Published November 17, 2014
Sixteen-year-old Matthew Zimmer told lawmakers at a hearing Monday on toughening New Jersey's anti-bullying law that he withdrew from his public high school to escape being tormented because he's gay.
The Bergen County teen said his teachers sometimes took part in the bullying — one outed him during a class — and neither they nor the principal ever disciplined the tormenters. Zimmer attended the same high school as Tyler Clementi, an 18-year-old Rutgers University freshman who jumped off the George Washington Bridge this fall after his tryst with another man was broadcast online.
Senate and Assembly panels approved the measure Monday, and the bill now moves to the full House and Senate.
The legislation strengthens a 2002 state anti-bullying law, which was crafted after 12 students and a teacher were killed at Columbine High School in Colorado by two students who had been taunted as outcasts for years.
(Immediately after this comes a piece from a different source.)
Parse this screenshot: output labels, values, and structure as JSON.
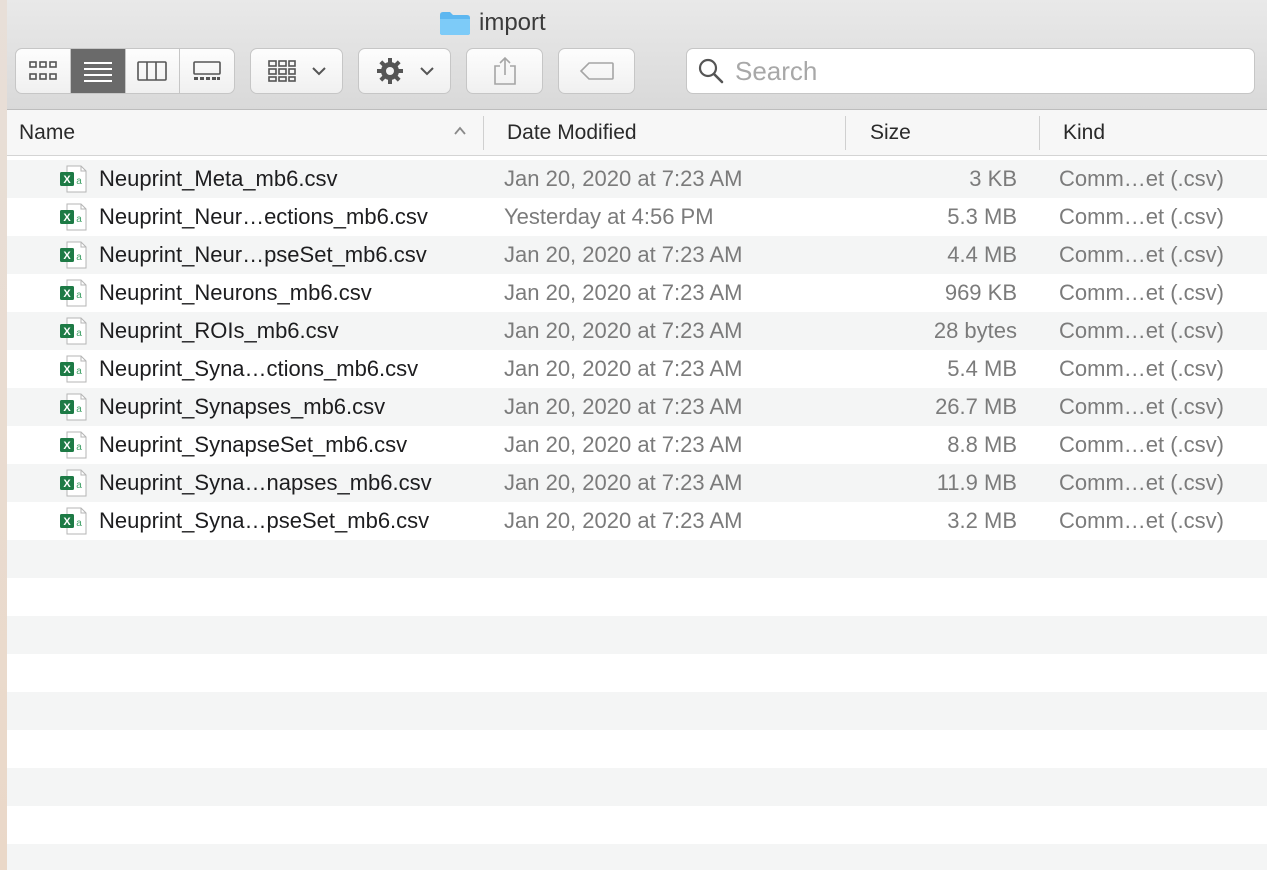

That law encouraged public schools to create anti-bullying programs, while the revamped measure requires such programs and establishes deadlines for compliance.
"As we all know, bullying is widespread. It has reached crisis proportions, and its effects are devastating," said Senate Democratic Leader Barbara Buono, who sponsored the original anti-bullying law and the version now under consideration in the Senate.
An anti-bullying commission created in 2007 to look at the law determined that school districts could ignore anti-bullying recommendations and recommended more stringent provisions.
The new bill requires public school teachers and staff to receive training in suicide prevention and dealing with bullying. It also requires school districts to establish anti-bullying programs and sets deadlines for teachers and administrators to deal with complaints.
The measure has bipartisan support in the Legislature.
John Tomicki of the League of American Families questioned whether the bill violated the U.S. Constitution by restricting free speech. Others said requiring schools to keep bullying records would cost money that districts don't have.
Assemblywoman Valerie Vainieri Huttle said bullying experts estimate that 160,000 students avoid school each day because they fear being tormented.
"Every day there is a student in an elementary school, high school or even a college who feels a sense of fear and emotional dread every time he or she steps foot into the school building or signs onto the Internet," Vainieri Huttle said. "For some students, it will hinder their academic performance. For others, it will mean something unspeakably worse."
The proposed law requires that school districts' anti-bullying policies also address intimidation that occurs off school grounds, including online. That could invite legal challenges, said Ed Barocas, a lawyer for the American Civil Liberties Union.
Lawmakers heard emotional testimony from victims of bullying and their parents urging them to enact the tougher law.
Corey Bernstein, 15, testified that he was bullied throughout elementary and middle school. The Millburn teen said he considers himself lucky "to have made it through alive."
Kim Otto of Haddonfield said her son, John, collapsed in a heap at her feet one day saying he no longer wanted to live because the bullying at his school had become so intolerable.
Michelle Weinberg testified for her son Larry, a high school senior who hung himself with a belt after enduring years of bullying.
"How could a kid who loved life as much as he did be driven to such despair?" she asked. "The pain and the humiliation overwhelmed him. As we are sitting in this room, there are hundreds and hundreds of kids in the state of New Jersey alone who are being bullied. We have to do something to stop this vile behavior."